Larry Summers on the Eurozone: current approach likened to mistakes of the Versailles Treaty
18 July, 2011
Todays Financial Times has an interesting comment piece from Bill Clinton’s former Treasury Secretary, Lawrence Summers. Here is a small extract.
….no country can be expected to generate huge primary surpluses for long periods for the benefit of foreign creditors. Meeting debt burdens at rates currently charged by the official sector for credit – let alone the private sector – would involve burdens on Greece, Ireland and Portugal comparable to the reparations’ burdens Keynes warned about in The Economic Consequences of the Peace …. The twin realities that Greece, Italy and Ireland need debt relief and that the creditors have only limited capacity to take immediate losses, mean that all approaches require increased efforts from the European centre.
Given the comparison used by Summers, it’s ironic that it is the Germans that are in the vanguard of attempts to avoid sensible burden-sharing among the wealthier Eurozone nations. Current ECB policy is trying to impose a “Carthaginian Peace” on the Eurozone, which will have severe consequences for all, not just the bailed-out countries.

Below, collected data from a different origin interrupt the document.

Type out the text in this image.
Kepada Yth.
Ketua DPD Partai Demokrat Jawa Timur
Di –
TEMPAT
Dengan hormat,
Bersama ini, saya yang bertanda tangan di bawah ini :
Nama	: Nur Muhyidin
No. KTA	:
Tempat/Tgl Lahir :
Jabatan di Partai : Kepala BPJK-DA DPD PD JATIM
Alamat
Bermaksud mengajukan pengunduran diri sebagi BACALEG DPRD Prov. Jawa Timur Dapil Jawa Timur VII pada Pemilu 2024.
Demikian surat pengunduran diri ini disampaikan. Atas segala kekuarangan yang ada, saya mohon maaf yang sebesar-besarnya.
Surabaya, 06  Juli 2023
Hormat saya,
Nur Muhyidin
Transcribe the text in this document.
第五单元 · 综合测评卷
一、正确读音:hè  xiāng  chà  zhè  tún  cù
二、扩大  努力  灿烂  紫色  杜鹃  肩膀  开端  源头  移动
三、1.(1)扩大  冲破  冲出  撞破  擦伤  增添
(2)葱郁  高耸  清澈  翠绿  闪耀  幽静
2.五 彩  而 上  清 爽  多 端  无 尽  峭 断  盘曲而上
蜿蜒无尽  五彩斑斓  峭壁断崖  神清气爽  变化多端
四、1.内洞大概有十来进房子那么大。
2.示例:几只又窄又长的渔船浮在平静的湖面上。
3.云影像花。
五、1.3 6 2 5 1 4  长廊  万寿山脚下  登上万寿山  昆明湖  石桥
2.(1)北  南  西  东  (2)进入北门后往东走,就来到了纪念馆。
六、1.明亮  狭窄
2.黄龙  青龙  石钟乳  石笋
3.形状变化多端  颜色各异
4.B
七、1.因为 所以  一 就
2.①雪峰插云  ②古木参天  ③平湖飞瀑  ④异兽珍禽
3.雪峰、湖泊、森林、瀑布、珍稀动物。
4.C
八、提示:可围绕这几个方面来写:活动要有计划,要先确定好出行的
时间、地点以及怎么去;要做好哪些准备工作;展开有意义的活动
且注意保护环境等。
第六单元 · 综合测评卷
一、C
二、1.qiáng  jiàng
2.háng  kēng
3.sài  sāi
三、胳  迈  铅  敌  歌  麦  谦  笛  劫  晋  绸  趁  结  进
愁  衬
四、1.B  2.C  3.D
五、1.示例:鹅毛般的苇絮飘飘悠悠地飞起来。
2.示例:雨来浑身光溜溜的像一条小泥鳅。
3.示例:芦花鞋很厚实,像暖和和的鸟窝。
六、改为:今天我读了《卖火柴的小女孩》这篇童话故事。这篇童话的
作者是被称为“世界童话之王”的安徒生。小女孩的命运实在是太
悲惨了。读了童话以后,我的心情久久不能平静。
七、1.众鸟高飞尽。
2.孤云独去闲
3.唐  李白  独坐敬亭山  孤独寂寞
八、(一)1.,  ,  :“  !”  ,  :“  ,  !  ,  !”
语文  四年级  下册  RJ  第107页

As an aside, I wonder does German Chancellor Angela Merkel (a highly-qualified physicist) agree with Summers’ controversial remarks in a 2005 speech where he suggested that the under-representation of women in science and engineering could be due to a “different availability of aptitude at the high end,” and less to patterns of discrimination and socialization? His remarks are believed to have contributed to his resigning his position as president of Harvard University the following year.